Es cierto que hubo una ruptura, pero no una ruptura radical. El encuentro con la modernidad sucede a partir del cristianismo patrístico. Sólo se abandona el modelo medieval-carolingio. La Iglesia redescubre su tradición más auténtica, la de los primeros siglos, cuando era verdaderamente Iglesia libre y no se había constituido como Iglesia de Estado. En este sentido, verdaderamente el Vaticano II reactualiza en cierto modo un horizonte preconstantiniano. "Preconstantiniano" no significa un juicio negativo sobre el edicto de Milán del 313 d.C., que representa un documento de tolerancia y libertad religiosa absolutamente positivo. Preconstantiniano indica el horizonte de la Iglesia de los primeros siglos, un horizonte que Agustín, en De civitate Dei, comparte plenamente. El "agustiniano" Ratzinger, en su diálogo con la ilustración crítica, parte de aquí, de la idea de que el modelo original de Agustín permite el encuentro con la modernidad. Para Benedicto XVI, "el Concilio Vaticano II, reconociendo y haciendo suyo con el Decreto sobre la libertad religiosa, un principio esencial del Estado moderno, recuperó nuevamente el patrimonio más profundo de la Iglesia. Esta puede ser consciente de que con ello se encuentra en plena sintonía con la enseñanza de Jesús mismo (cfr Mt 22,21), así como con la Iglesia de los mártires, con los mártires de todos los tiempos". Iglesia de los mártires significa, para el Papa Benedicto, la Iglesia de la libertad de la fe y de la razón. Estos mártires han dado testimonio contra el poder absoluto del Estado. Así, dice, "murieron también por la libertad de conciencia y por la libertad de profesar la propia fe – una profesión que ningún Estado puede imponer, pero que sin embargo sólo es posible con la gracia de Dios, en la libertad de la conciencia. Una Iglesia misionera, que tienda a anunciar su mensaje a todos los pueblos, debe comprometerse con la libertad de la fe".
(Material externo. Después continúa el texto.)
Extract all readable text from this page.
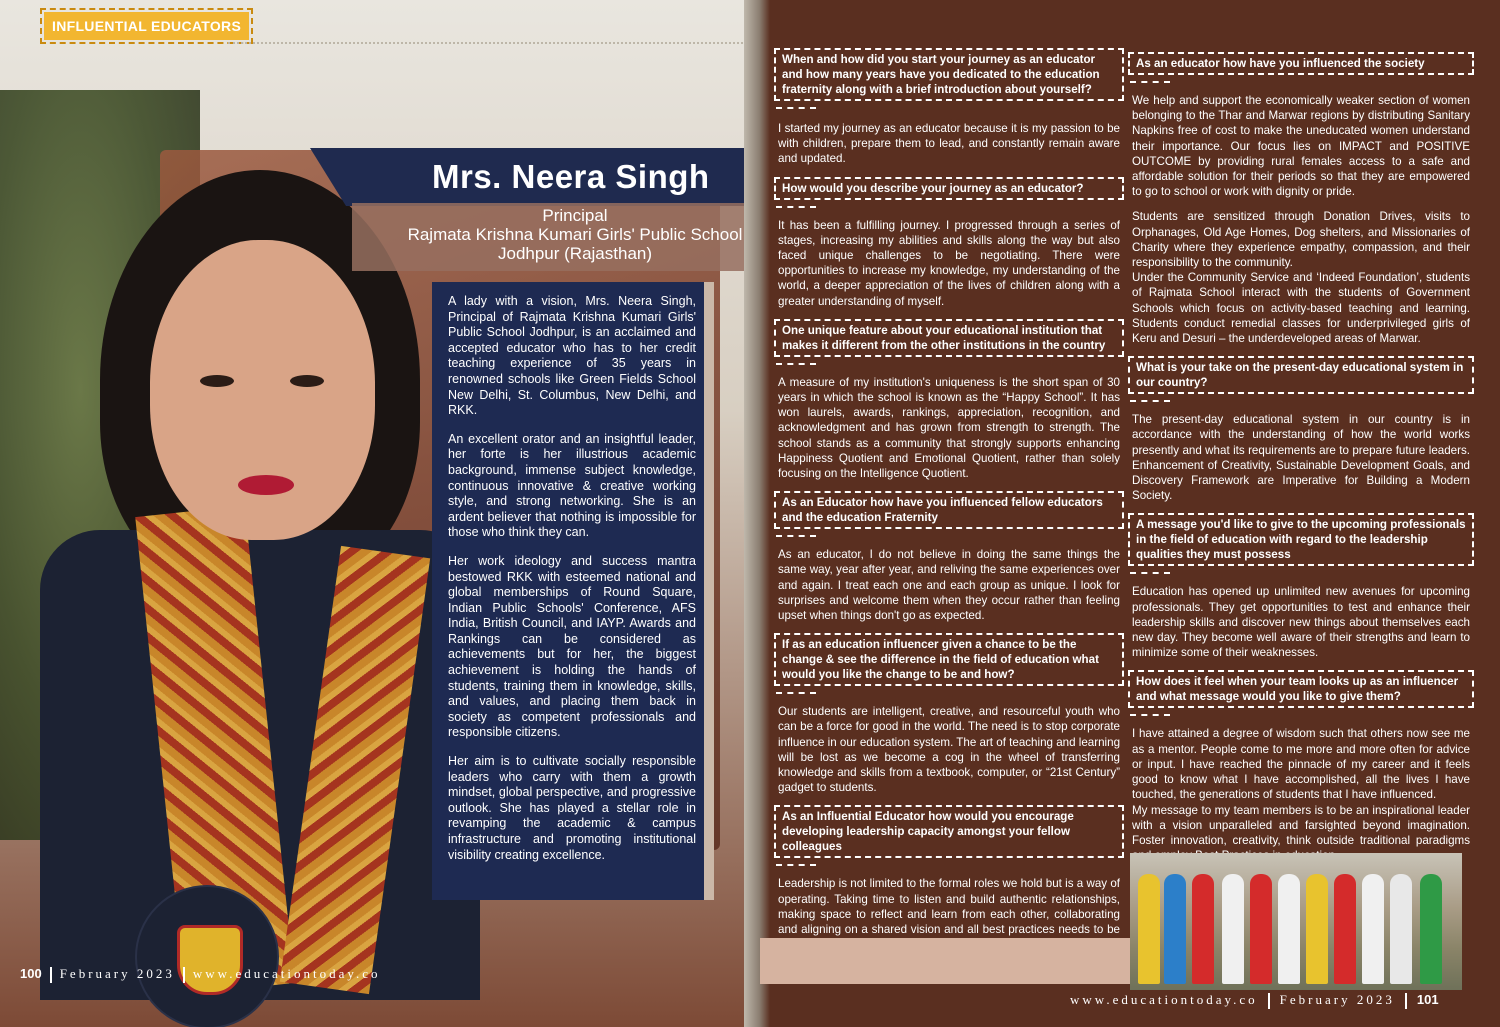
INFLUENTIAL EDUCATORS
Mrs. Neera Singh
Principal
Rajmata Krishna Kumari Girls' Public School
Jodhpur (Rajasthan)

A lady with a vision, Mrs. Neera Singh, Principal of Rajmata Krishna Kumari Girls' Public School Jodhpur, is an acclaimed and accepted educator who has to her credit teaching experience of 35 years in renowned schools like Green Fields School New Delhi, St. Columbus, New Delhi, and RKK.

An excellent orator and an insightful leader, her forte is her illustrious academic background, immense subject knowledge, continuous innovative & creative working style, and strong networking. She is an ardent believer that nothing is impossible for those who think they can.

Her work ideology and success mantra bestowed RKK with esteemed national and global memberships of Round Square, Indian Public Schools' Conference, AFS India, British Council, and IAYP. Awards and Rankings can be considered as achievements but for her, the biggest achievement is holding the hands of students, training them in knowledge, skills, and values, and placing them back in society as competent professionals and responsible citizens.

Her aim is to cultivate socially responsible leaders who carry with them a growth mindset, global perspective, and progressive outlook. She has played a stellar role in revamping the academic & campus infrastructure and promoting institutional visibility creating excellence.

100 February 2023 www.educationtoday.co
When and how did you start your journey as an educator and how many years have you dedicated to the education fraternity along with a brief introduction about yourself?
I started my journey as an educator because it is my passion to be with children, prepare them to lead, and constantly remain aware and updated.
How would you describe your journey as an educator?
It has been a fulfilling journey. I progressed through a series of stages, increasing my abilities and skills along the way but also faced unique challenges to be negotiating. There were opportunities to increase my knowledge, my understanding of the world, a deeper appreciation of the lives of children along with a greater understanding of myself.
One unique feature about your educational institution that makes it different from the other institutions in the country
A measure of my institution's uniqueness is the short span of 30 years in which the school is known as the “Happy School”. It has won laurels, awards, rankings, appreciation, recognition, and acknowledgment and has grown from strength to strength. The school stands as a community that strongly supports enhancing Happiness Quotient and Emotional Quotient, rather than solely focusing on the Intelligence Quotient.
As an Educator how have you influenced fellow educators and the education Fraternity
As an educator, I do not believe in doing the same things the same way, year after year, and reliving the same experiences over and again. I treat each one and each group as unique. I look for surprises and welcome them when they occur rather than feeling upset when things don't go as expected.
If as an education influencer given a chance to be the change & see the difference in the field of education what would you like the change to be and how?
Our students are intelligent, creative, and resourceful youth who can be a force for good in the world. The need is to stop corporate influence in our education system. The art of teaching and learning will be lost as we become a cog in the wheel of transferring knowledge and skills from a textbook, computer, or “21st Century” gadget to students.
As an Influential Educator how would you encourage developing leadership capacity amongst your fellow colleagues
Leadership is not limited to the formal roles we hold but is a way of operating. Taking time to listen and build authentic relationships, making space to reflect and learn from each other, collaborating and aligning on a shared vision and all best practices needs to be
As an educator how have you influenced the society
We help and support the economically weaker section of women belonging to the Thar and Marwar regions by distributing Sanitary Napkins free of cost to make the uneducated women understand their importance. Our focus lies on IMPACT and POSITIVE OUTCOME by providing rural females access to a safe and affordable solution for their periods so that they are empowered to go to school or work with dignity or pride.
Students are sensitized through Donation Drives, visits to Orphanages, Old Age Homes, Dog shelters, and Missionaries of Charity where they experience empathy, compassion, and their responsibility to the community.
Under the Community Service and ‘Indeed Foundation’, students of Rajmata School interact with the students of Government Schools which focus on activity-based teaching and learning. Students conduct remedial classes for underprivileged girls of Keru and Desuri – the underdeveloped areas of Marwar.
What is your take on the present-day educational system in our country?
The present-day educational system in our country is in accordance with the understanding of how the world works presently and what its requirements are to prepare future leaders. Enhancement of Creativity, Sustainable Development Goals, and Discovery Framework are Imperative for Building a Modern Society.
A message you'd like to give to the upcoming professionals in the field of education with regard to the leadership qualities they must possess
Education has opened up unlimited new avenues for upcoming professionals. They get opportunities to test and enhance their leadership skills and discover new things about themselves each new day. They become well aware of their strengths and learn to minimize some of their weaknesses.
How does it feel when your team looks up as an influencer and what message would you like to give them?
I have attained a degree of wisdom such that others now see me as a mentor. People come to me more and more often for advice or input. I have reached the pinnacle of my career and it feels good to know what I have accomplished, all the lives I have touched, the generations of students that I have influenced.
My message to my team members is to be an inspirational leader with a vision unparalleled and farsighted beyond imagination. Foster innovation, creativity, think outside traditional paradigms
www.educationtoday.co February 2023 101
Es precioso este párrafo, según el cual la libertad religiosa se fundamenta en el hecho de que el cristianismo es un acontecimiento de gracia, y si es gracia no puede ser impuesto a nadie. Si el cristianismo, por naturaleza, es gracia, no puede ser coercitivo. El brazo secular contradice a la naturaleza del cristianismo. De este modo, el concilio revisó y corrigió decisiones históricas. Bajo este punto de vista, el Vaticano II, lejos de ser modernista, representa el retorno a la tradición del primer milenio. Es lo que afirman también los historiadores de la escuela dossettiana como Enrico Morini. 
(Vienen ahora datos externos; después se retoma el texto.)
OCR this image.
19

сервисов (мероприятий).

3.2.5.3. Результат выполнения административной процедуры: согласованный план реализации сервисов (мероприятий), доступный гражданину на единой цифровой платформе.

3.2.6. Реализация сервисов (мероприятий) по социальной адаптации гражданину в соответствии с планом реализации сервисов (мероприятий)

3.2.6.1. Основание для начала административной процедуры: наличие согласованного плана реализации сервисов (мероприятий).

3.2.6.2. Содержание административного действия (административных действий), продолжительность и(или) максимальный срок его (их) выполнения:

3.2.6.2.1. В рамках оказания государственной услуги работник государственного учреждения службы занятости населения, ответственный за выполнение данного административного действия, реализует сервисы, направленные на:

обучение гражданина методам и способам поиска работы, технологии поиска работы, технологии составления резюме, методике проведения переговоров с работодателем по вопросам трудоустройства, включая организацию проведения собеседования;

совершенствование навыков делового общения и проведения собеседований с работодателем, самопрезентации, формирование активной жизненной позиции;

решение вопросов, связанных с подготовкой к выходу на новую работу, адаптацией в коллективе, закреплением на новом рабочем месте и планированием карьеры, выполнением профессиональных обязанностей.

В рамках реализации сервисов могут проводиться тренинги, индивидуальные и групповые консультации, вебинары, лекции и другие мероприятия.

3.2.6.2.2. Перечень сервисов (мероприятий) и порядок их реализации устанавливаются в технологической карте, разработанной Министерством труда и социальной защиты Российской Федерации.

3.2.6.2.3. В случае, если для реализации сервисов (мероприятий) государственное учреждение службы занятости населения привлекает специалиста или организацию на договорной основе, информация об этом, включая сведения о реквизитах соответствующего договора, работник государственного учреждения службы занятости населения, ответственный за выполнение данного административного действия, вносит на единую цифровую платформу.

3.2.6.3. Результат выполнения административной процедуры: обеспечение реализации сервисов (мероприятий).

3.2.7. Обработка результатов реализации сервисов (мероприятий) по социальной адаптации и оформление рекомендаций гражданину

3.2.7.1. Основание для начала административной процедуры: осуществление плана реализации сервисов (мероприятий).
Gracias a este retorno, se da un encuentro con una modernidad "reflexiva", post-totalitaria. En este sentido, el concilio no significa la conciliación entre Iglesia y modernidad, como de forma acrítica entiende un teólogo como Hans Küng. La Iglesia sigue siendo, dice Benedicto XVI, signo de contradicción, hoy y siempre, pero esta contradicción no es dialéctica. La Iglesia se encuentra con la herencia positiva de lo moderno, la valora a partir de su tradición más genuina, la tradición de libertad y separación entre Dios y el César que está en la misma génesis de la modernidad. De tal modo, ya no aparece como una parte que egoístamente defiende sus propios privilegios, sino como un lugar de defensa de lo humano, lugar de misericordia en un mundo desgarrado por las guerras y los enfrentamientos religiosos. El Vaticano II fue un evento para la Iglesia y para el mundo.